Dodge successfully navigated the Great Depression of the ’30s, and in fact, celebrated its three-millionth vehicle produced in 1935 and its 25th anniversary in 1939. In 1941, Dodge along with many other domestic car producers, halted domestic production to support the war effort. 

The ’60s ushered in the Dodge Dart in 1960, the Dodge Charger concept and its 50th anniversary in 1964, and the return of the Coronet in 1965. 
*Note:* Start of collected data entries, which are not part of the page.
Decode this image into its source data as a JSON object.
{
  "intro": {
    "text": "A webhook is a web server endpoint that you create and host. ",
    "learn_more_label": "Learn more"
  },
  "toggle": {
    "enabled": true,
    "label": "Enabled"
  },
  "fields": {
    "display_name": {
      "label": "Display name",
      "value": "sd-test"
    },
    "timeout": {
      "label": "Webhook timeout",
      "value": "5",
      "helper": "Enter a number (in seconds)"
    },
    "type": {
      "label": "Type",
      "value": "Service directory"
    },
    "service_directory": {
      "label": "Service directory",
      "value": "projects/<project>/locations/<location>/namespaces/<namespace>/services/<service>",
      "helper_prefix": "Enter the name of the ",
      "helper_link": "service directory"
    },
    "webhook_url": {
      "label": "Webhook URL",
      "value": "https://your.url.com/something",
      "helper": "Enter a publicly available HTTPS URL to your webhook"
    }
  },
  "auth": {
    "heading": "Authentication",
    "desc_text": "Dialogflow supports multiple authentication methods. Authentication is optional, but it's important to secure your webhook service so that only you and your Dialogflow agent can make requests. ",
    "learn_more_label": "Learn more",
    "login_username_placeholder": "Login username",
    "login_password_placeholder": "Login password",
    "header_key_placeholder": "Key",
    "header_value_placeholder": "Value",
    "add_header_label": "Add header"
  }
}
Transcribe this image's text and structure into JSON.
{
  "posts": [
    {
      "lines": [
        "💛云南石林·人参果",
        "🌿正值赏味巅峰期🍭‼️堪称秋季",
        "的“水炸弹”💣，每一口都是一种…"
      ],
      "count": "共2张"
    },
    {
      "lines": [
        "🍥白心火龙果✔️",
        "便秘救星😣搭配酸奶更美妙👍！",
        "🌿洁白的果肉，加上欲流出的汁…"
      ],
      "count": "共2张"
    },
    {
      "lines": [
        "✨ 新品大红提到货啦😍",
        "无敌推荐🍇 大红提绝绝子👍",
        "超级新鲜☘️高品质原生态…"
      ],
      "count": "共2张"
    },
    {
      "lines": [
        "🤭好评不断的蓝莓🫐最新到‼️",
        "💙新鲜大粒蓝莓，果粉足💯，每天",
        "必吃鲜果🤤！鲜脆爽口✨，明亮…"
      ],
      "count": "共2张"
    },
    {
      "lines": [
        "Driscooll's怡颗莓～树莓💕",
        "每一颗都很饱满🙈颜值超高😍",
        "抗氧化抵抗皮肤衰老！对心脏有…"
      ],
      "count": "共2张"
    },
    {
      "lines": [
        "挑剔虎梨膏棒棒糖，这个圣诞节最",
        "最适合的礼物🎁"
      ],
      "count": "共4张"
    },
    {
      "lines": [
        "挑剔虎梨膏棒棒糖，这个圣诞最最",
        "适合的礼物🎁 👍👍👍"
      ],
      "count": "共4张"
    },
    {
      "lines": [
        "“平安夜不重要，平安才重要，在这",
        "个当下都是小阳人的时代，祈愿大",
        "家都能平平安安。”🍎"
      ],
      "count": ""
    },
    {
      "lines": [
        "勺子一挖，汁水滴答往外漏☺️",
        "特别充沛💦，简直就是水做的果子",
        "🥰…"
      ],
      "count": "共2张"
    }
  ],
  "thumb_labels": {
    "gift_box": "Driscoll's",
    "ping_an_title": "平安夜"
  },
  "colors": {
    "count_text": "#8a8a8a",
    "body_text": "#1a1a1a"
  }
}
The ’70s was an important year for Dodge. When the gas prices hit record highs in the ’70s, Dodge responded by introducing smaller, more gas-efficient models. 1970 also saw the release of the Dodge Challenger and the Dart Demon in 1972, renamed the Dart Sport in 1973. The Dodge brand became synonymous with speed when Richard Petty won the Daytona 500 behind the wheel of a Charger in 1974.

 In 1991, a pre-production version of the Viper was used as the pace car for the Indianapolis 500 with the production version being released in 1992. By the time they reached their 100th anniversary in 2014, Dodge was America’s fastest-growing automaker. 

These days, the company looks to an electrified future, which is something a number of car manufacturers are doing. Dodge has unveiled the Charger Daytona SRT, a fully electric muscle concept car that previews what will be produced in 2024. The 2024 Dodge Hornet R/T is also being introduced with Plug-in Hybrid Electric (PHEV) capability.

It’s hard to imagine the Dodge brothers would ever see a day when their vehicles would be driven by electricity, but the company has been about innovating and changing with the times since the beginning when “Old Betsy” first rolled off the line.